Um zu dieser Erkenntnis zu gelangen führten die Astronomen numerische
Simulationen auf leistungsfähigen Computern durch und untersuchten die Struktur
simulierter Galaxien. Dazu betrachteten die Wissenschaftler Sterne gleichen
Alters und verglichen ihre Verteilung. Dabei zeigte sich, dass jede
Sternengeneration in der Tat eine sich nach außen öffnende Struktur, ähnlich der
Öffnung einer Trompete, bildet. Verursacht wird diese Strukturbildung durch
Kollisionen mit kleineren Galaxien.
Da die ältesten Sterne in den inneren Regionen von Galaxien entstehen, findet
die Ausweitung für sie näher am Zentrum statt, während der Effekt sich für
jüngere Sterne eher in äußere galaktische Regionen verlagert. In der Beobachtung
erscheinen die ineinander geschachtelten Ausdehnungen aller Sterngenerationen
dann als dicke galaktische Scheibe.
Galaxien können über ihre Sterne in zwei Komponenten unterteilt werden: in
eine dünne Scheibe, die von einer dickeren Scheibe umhüllt wird. Bisher
herrschte die Überzeugung vor, dass die Sterne in der dicken Scheibe die
ältesten sind. Beobachtungen der Milchstraße zeigen jedoch auch ältere Sterne
näher am Zentrum und junge Sterne in den äußeren Regionen.
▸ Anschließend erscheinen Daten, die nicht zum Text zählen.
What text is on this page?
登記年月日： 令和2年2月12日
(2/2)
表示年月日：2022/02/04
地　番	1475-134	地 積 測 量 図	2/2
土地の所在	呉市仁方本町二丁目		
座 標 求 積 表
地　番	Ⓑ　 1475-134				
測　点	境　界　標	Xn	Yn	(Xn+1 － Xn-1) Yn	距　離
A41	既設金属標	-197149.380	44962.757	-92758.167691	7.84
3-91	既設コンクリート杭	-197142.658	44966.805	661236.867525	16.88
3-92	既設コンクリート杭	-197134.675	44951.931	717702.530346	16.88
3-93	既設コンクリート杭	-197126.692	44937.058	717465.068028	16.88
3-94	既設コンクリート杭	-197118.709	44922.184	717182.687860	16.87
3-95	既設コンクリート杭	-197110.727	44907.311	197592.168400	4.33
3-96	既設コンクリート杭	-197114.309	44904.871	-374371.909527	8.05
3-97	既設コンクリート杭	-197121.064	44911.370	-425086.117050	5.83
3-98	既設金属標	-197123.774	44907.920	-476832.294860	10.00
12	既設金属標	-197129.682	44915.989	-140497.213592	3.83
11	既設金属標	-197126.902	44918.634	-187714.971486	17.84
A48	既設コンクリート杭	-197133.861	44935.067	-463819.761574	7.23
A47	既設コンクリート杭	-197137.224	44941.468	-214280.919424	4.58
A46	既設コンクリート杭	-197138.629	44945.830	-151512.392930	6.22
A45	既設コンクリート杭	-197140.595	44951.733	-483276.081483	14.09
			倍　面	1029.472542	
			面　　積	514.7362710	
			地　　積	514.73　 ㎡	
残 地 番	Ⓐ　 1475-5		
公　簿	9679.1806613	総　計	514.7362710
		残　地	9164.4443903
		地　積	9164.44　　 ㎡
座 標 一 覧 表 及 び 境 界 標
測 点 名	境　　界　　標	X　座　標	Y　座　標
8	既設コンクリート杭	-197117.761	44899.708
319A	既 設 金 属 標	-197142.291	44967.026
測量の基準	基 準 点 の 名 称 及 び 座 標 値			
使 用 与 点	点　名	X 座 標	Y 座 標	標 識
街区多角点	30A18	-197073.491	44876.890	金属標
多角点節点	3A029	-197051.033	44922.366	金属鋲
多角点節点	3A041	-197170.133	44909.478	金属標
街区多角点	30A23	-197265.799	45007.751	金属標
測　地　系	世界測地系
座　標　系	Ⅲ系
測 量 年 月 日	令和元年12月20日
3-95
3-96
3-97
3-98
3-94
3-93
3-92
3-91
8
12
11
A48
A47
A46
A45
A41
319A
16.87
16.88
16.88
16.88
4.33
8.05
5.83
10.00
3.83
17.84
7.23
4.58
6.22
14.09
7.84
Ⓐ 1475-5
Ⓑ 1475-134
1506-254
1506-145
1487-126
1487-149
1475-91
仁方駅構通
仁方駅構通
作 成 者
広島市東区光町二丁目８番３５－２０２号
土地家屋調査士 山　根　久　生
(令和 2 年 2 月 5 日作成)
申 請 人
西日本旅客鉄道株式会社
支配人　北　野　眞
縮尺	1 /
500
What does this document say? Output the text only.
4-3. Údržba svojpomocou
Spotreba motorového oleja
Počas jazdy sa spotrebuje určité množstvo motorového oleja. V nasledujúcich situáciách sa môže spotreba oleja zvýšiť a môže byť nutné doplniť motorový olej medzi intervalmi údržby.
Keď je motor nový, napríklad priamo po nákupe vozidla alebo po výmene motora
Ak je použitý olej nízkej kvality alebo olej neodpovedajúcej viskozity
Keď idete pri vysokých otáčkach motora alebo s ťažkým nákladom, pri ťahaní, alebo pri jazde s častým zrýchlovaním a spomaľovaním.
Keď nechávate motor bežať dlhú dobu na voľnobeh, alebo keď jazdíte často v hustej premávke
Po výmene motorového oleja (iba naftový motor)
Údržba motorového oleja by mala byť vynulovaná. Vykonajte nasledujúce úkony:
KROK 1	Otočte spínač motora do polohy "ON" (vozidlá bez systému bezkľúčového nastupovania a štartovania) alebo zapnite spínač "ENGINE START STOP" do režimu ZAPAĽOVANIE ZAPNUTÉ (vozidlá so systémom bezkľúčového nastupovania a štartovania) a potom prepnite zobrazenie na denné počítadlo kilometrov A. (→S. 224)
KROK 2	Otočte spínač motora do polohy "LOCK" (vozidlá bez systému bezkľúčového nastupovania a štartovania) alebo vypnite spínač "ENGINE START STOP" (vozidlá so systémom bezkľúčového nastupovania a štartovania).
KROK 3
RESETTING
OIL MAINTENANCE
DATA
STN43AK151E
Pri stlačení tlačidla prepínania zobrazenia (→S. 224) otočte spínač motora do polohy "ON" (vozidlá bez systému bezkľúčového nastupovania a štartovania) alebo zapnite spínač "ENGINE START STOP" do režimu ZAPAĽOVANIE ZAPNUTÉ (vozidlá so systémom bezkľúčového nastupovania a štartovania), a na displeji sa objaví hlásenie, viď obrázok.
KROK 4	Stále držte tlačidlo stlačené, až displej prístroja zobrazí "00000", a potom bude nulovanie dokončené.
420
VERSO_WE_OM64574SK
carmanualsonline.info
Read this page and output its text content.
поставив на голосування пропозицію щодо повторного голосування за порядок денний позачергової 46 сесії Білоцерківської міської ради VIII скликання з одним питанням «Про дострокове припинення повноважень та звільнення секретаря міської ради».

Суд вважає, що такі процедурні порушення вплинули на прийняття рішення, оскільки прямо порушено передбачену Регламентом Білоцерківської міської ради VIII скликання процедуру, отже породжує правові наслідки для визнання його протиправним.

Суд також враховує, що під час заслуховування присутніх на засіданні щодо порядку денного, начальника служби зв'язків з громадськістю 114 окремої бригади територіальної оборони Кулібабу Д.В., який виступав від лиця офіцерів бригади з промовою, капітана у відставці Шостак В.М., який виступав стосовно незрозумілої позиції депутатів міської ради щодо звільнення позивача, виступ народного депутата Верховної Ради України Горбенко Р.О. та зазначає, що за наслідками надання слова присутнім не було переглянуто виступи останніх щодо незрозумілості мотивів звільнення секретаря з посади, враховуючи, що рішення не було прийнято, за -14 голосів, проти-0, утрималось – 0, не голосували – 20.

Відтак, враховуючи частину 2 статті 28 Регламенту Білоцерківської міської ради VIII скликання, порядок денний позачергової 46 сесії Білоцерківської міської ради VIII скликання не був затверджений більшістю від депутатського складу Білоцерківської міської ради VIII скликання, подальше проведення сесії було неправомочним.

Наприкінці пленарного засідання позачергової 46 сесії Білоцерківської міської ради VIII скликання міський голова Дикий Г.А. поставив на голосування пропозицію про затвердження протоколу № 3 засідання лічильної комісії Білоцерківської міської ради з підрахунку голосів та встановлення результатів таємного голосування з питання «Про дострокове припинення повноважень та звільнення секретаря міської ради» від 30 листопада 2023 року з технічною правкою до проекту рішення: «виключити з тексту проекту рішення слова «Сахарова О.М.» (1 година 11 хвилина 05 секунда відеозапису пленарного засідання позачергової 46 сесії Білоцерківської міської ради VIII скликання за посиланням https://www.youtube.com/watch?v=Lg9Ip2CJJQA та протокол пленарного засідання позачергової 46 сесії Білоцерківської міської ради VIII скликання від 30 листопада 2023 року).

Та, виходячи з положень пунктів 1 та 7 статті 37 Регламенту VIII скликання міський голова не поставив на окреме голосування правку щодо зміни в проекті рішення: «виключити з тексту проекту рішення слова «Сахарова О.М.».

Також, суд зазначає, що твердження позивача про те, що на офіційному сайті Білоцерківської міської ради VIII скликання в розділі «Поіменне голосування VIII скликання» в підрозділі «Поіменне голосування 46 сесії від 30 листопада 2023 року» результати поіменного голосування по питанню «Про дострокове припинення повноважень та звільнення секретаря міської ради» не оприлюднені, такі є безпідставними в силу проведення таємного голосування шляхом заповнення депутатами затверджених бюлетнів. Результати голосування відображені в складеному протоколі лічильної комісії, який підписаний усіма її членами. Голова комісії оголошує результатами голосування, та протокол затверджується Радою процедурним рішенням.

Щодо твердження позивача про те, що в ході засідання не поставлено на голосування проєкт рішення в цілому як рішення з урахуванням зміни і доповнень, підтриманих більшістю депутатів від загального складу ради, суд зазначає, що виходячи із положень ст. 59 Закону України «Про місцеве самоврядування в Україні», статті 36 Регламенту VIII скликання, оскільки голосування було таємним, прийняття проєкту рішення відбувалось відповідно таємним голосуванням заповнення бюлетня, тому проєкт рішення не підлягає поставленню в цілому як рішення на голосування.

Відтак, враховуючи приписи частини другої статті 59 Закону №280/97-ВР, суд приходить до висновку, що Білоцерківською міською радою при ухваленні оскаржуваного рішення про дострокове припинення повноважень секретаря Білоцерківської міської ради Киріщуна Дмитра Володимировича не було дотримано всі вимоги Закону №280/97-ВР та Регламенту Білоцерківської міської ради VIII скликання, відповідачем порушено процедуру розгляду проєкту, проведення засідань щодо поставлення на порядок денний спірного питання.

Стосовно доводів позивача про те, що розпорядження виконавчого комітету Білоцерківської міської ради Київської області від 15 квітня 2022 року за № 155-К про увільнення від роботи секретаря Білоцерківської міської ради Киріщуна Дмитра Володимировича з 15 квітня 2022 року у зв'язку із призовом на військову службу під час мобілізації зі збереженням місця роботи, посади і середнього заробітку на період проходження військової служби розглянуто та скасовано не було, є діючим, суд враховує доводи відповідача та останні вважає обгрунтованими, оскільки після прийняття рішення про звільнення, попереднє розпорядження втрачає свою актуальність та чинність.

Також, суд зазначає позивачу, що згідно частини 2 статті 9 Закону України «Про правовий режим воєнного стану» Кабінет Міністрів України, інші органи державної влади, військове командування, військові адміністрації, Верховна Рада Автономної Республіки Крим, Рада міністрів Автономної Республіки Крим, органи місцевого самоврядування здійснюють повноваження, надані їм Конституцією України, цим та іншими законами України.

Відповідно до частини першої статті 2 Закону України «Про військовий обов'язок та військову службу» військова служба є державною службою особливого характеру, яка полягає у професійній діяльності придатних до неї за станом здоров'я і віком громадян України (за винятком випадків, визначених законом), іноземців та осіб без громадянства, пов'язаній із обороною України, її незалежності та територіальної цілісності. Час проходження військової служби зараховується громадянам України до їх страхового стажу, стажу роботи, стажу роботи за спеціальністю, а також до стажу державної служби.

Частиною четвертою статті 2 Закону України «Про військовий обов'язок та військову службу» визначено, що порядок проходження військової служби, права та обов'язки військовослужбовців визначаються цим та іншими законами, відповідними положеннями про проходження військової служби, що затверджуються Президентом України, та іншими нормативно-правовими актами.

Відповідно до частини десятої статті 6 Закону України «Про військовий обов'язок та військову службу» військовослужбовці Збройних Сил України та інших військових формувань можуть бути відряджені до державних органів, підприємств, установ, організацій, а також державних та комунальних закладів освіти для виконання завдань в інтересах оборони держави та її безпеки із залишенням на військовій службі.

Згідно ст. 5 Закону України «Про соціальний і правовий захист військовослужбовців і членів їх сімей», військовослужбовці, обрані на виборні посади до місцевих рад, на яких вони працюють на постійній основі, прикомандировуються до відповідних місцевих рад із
Wissenschaftler stimmen überein, dass diese Zusammensetzung auf ein
Entstehungs-Szenario zurückgeht, bei dem in der Milchstraße Sterne zuerst im
Zentrum und später in den äußeren Regionen entstanden - ähnlich wie auch Städte
radial nach außen wachsen: beginnend von einem mittelalterlichen Stadtkern hin
zu modernen Vororten.
Die genaue Erfassung der Struktur der Milchstraße ist schwierig, da unser
Sonnensystem sich in der Scheibenebene, ungefähr auf halber Strecke vom Zentrum,
befindet. Um dieser eingeschränkten Perspektive Rechnung zu tragen, leiten
Astronomen ihre Modelle basierend auf Sternen in unserer Umgebung ab.
Nichtsdestotrotz: wenn die Milchstraße ähnlich wie andere Galaxien ist und
ihre dicke Scheibe nur aus alten zentral konzentrierten Sternen aufgebaut ist,
wäre die dicke Scheibe kürzer als ihre dünne. Allerdings beobachten wir in
anderen Galaxien dicke Scheiben, die genauso ausgedehnt sind wie die Galaxien
selbst.
Minchevs Ergebnisse lösen diesen Widerspruch: "Zum ersten Mal verstehen wir
den Ursprung der dünnen und dicken Scheibenstruktur und wie sich Galaxien wie
unsere Milchstraße bilden", unterstreicht Minchev. "Unsere Vorhersagen werden
bald mit Daten der Gaia-Mission und hoch präzisen Instrumenten, wie
MUSE am Very Large Telescope, getestet."
Über ihre Resultate berichteten die Wissenschaftler in der vergangenen Woche
in der Fachzeitschrift
The Astrophysical Journal Letters.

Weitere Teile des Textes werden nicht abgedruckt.